I hated stats class in graduate school. Nothing made me feel dumber, faster. So, this post is dedicated to that full year of ridiculous, and I hope to now reduce the key points to a 5-minute blog post.
Regression. Sounds hard, right? Watch this.
Let’s say you’ve observed a series of events. Maybe it’s the temperature and the time of day. Maybe it’s the amount of people and energy consumption. Doesn’t matter. Now, you take the numbers from those observations and you put them on a regular X- and Y-graph.
Those circles are all in a rough pattern, right? They’re going up and to the right pretty much together. When one thing is larger, the other thing is larger.
So, Statistics cool fact #1 (and we’re only about 1 minute in here, people): when two things “move together,” they’re correlated. Bang, you just learned correlation.
Ok, what’s up with that red line? That is called the “line of best fit.” Why? Just look at it. If you had to draw one line to go in between all of those circles, that’s about where it would go, right?
And that’s all regression is, really: finding that line. Seriously, that’s it. You don’t even have to know how it does it if you don’t want to.1
So what do you do with that line? Well, if you remember high school geometry, you had to learn about slopes. y = mx +b and all that. Don’t worry. But do you remember that m was the slope, the “rise over the run”? Well, now you do.
That slope is what we call a coefficient. It just says that for every unit of the thing, this other thing changes this much. Look at that red line. For every amount on X, it moves an amount of Y (thus, you know, making it a straight line).

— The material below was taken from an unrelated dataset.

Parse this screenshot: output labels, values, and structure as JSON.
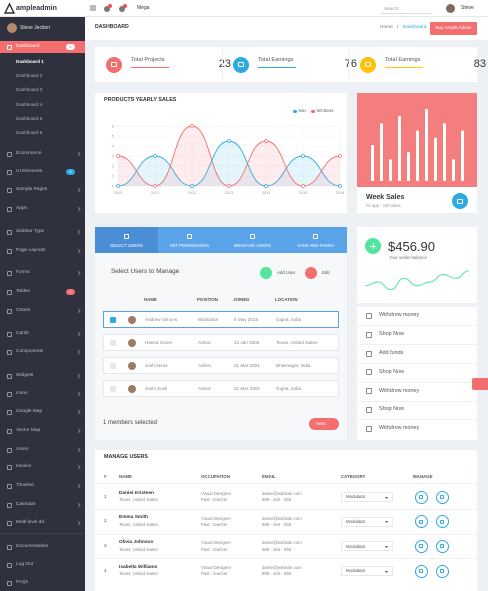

What does that mean? It means for every unit of X, Y changes a certain amount. Let’s say that we’re looking at people and energy consumption in a city. For every person you add, energy consumption in the city goes up some fixed amount. Or, rather than game analytics, say this is eCommerce and it’s every page they view, spending in the store goes up some fixed amount.
Imagine if the points were shaped (we say “distributed”) another way:
Ok, so the line is different now. And the coefficient for it will be negative. Why? For every unit of X, Y is actually going down now (that’s negative correlation if you want to get fancy).
These coefficients are pretty useful. Now realize that you can come up with one for just about anything if you have the data. What do you want to know?
The nifty thing about regression is that it can give you these slope numbers (coefficients) for a bunch of things at once. So, you can know something like “what’s the relationship of time on site to spending, controlling for gender?”
The results will tell you, for every unit of time on site, how much more spending the person will engage in. And they do so while taking the gender of the person out of the picture and putting that off to the side. In fact, gender also gets its own coefficient. So, we get to know for men or women, independent of how much time they spend on the site, who spends more?
The rest is all details, things you aren’t allowed to do (like putting tons and tons of variables in at once, or trusting a model with crummy results), and months of walking through boring proofs. But you’ve just learned 90% of the important part. And you can do this in Excel.
1Of course, lots of people care a lot about this. Here’s the short version: It draws the line where the distance from the line to the circles is smallest overall. It does this by taking those distances and squaring the amounts, so that circles really far off will pull the line harder towards them. Those are (Malcolm Gladwell love this) outliers.